Pakistan Is Said to Be Attracting Insurgents●カルザイ大統領の報道官が、月曜日に発生した爆弾攻撃の背後には「外国人」がいると述べた。フマユン・ハミッドザダはパキスタンのISIを名指しこそしなかったが、暗にほのめかした。
●パキスタンは、爆発に関与していることを否定している。タリバンも、攻撃には関わっていないと述べた。
●(中略)「今回の攻撃が非常に洗練されたものだったことや、爆弾製造に使用された材料や標的を考えると、すべてがある特定の諜報組織にたどりつく。これまでもこの組織は、アフガニスタン内部で同じようなテロ行為を行なっている」。「これだけのことを言うに足りる材料がそろっている」と、ハミッドザダが述べた。
●アフガン政府は、4月のカルザイ大統領暗殺未遂に対しても、ISIを非難している(後略)。
Afghans point finger over bombing●カラチでは月曜日に6件の爆発事件があり、1人が死亡、37人が負傷した(中略)。
●「カラチのパシュトゥーン族街で一連の爆発があり、1人が死亡、30人が負傷した。爆発はそれほど強い威力のものではなかった」(中略)。「爆発の目的は、街を恐怖に陥れることだった。またカラチの民族間の対立を、煽動することが目的だったのかもしれない」。

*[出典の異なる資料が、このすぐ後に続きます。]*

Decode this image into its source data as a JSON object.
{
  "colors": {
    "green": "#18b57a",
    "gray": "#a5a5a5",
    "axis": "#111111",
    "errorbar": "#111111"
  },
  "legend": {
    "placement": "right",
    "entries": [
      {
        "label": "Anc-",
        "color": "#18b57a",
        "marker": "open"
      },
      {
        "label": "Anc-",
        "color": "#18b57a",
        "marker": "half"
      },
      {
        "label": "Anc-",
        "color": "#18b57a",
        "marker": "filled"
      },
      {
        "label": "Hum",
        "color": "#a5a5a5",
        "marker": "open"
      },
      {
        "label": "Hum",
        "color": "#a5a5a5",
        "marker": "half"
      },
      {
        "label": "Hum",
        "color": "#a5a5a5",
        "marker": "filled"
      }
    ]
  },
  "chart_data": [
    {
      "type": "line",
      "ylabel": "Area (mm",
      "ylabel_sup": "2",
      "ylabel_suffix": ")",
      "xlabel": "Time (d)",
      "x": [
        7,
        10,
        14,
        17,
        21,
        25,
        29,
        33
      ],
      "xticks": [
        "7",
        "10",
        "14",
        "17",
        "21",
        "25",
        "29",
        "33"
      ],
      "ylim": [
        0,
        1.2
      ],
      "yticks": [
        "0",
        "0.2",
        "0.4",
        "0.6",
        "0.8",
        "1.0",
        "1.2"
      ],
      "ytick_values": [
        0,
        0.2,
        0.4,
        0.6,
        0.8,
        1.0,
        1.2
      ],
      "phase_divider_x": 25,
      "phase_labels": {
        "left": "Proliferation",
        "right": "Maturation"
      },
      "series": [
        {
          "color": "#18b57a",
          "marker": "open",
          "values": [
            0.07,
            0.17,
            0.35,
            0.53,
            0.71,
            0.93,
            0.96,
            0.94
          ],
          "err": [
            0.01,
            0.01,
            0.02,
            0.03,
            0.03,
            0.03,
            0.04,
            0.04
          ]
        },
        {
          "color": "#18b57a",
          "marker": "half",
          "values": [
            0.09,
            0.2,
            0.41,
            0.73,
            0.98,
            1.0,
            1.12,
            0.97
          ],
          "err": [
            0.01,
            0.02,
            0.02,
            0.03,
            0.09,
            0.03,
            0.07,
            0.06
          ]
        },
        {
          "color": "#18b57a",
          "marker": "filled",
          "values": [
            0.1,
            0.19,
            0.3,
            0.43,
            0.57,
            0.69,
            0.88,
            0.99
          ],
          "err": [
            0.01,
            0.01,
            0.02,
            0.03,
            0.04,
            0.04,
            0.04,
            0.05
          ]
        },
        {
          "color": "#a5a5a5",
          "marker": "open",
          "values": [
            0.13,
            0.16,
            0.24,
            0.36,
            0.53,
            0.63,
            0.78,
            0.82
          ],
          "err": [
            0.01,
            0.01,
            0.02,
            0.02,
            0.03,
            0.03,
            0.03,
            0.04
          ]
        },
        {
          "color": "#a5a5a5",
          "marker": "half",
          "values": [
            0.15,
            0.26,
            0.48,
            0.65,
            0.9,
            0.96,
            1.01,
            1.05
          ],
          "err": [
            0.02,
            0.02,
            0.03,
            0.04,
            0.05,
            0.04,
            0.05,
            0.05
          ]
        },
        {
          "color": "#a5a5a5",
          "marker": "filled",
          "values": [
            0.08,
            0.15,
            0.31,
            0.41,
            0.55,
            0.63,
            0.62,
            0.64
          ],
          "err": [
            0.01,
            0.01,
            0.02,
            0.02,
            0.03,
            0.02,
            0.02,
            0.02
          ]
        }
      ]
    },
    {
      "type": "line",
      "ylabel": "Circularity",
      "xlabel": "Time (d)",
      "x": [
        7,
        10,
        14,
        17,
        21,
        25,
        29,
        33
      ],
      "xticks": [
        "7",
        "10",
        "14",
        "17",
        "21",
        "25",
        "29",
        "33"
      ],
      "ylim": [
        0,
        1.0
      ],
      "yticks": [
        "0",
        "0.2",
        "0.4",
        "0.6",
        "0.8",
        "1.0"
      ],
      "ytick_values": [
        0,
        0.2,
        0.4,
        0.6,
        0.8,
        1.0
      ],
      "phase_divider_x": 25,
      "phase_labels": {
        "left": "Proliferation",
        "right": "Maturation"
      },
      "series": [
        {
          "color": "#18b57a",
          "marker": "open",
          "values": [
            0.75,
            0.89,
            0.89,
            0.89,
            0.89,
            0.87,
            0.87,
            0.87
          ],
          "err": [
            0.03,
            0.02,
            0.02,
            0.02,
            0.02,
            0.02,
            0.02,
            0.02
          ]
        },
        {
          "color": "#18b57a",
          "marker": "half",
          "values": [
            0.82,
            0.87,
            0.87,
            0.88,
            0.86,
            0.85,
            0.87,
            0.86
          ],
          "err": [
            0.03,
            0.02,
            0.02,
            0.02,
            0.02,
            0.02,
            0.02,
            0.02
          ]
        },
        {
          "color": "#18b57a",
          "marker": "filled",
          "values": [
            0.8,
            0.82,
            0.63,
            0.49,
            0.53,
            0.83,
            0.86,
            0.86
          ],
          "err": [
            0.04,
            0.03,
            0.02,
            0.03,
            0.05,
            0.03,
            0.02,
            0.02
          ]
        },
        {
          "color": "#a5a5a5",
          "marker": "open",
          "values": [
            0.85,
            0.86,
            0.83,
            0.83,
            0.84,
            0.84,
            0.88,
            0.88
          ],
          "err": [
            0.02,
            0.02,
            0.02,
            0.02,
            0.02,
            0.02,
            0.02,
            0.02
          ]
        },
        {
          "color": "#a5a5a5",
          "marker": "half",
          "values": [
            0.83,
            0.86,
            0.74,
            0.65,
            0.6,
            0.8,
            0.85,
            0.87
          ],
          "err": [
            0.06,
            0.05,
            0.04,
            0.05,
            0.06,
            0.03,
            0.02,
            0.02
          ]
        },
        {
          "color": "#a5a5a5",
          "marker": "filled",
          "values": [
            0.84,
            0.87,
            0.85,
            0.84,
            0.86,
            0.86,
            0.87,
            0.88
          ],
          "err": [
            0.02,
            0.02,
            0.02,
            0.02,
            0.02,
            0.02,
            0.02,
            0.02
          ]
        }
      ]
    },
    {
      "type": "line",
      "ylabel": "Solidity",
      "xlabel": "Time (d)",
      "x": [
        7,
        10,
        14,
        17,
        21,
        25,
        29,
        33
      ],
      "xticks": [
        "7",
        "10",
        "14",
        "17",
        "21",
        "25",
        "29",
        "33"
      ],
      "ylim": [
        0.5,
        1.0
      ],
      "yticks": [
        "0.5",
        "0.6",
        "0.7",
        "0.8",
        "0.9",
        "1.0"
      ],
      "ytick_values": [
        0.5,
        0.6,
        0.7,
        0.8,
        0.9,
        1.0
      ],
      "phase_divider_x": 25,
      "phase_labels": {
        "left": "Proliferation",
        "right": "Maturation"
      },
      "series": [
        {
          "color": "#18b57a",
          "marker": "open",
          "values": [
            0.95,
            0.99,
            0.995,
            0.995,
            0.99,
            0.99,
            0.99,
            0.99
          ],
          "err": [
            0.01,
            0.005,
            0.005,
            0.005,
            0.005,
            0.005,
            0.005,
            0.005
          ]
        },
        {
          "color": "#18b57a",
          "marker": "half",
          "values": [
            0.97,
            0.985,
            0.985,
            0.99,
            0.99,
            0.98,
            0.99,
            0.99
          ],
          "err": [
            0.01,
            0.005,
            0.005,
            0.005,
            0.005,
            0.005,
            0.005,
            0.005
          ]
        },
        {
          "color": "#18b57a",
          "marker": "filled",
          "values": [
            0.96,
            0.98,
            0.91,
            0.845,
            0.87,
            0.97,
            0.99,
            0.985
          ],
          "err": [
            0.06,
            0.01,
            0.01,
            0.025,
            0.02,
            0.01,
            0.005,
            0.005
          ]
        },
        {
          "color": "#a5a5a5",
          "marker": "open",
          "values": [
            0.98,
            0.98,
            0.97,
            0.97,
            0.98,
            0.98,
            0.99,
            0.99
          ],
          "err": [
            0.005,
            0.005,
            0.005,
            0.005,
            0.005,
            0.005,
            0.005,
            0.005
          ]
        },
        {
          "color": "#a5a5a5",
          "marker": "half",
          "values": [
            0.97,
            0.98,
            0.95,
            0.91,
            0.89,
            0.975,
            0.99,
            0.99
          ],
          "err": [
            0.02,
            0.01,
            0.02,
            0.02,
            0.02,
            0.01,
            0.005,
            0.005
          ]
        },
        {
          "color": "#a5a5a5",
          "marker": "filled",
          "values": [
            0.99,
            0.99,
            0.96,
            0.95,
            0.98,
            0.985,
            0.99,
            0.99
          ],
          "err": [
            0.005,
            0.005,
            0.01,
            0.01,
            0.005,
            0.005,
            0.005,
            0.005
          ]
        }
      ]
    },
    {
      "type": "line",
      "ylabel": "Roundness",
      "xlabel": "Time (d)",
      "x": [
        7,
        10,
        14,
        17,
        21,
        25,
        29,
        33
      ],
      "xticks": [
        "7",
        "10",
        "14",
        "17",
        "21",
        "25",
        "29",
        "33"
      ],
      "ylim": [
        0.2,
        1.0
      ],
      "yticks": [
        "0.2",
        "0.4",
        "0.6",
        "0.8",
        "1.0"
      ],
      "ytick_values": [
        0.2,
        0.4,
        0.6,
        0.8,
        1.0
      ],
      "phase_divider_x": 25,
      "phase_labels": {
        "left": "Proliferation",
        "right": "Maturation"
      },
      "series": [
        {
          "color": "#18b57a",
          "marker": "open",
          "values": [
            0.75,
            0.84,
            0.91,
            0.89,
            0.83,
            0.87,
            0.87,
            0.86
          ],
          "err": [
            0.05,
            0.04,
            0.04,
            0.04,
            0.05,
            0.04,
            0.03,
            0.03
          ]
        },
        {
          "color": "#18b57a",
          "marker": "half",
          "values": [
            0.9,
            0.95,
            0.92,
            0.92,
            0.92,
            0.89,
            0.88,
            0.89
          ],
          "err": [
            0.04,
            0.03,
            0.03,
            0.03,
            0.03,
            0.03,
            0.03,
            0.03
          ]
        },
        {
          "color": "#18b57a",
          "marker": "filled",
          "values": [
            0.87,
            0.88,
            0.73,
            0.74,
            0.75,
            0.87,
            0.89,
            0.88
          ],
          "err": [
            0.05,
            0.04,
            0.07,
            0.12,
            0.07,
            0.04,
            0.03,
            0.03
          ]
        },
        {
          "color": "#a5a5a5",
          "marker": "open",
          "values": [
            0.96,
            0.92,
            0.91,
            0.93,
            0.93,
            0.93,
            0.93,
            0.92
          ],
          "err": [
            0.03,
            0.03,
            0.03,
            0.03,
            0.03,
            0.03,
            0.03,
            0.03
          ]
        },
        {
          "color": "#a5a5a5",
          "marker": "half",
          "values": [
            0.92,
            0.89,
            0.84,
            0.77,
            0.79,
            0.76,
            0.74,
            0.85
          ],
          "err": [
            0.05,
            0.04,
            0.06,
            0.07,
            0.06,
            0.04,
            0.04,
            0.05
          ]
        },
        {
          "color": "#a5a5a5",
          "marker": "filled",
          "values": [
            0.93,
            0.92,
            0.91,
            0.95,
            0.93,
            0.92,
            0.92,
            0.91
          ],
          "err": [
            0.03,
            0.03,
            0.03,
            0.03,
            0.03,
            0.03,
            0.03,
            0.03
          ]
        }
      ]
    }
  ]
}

Multiple bombs kill one, wound 37 in Pakistan's Karachi●月曜日に爆発物を搭載した車をアフガニスタンにあるインド大使館の玄関に激突させ、インド人4人を含む40人以上が死亡した。
●(中略)原理主義者たちの報道官は、今回の攻撃にタリバンは関与していないと発表した。「我々はやってはいない」と、ザビブッラー・ムジャーヒッドが述べた(後略)。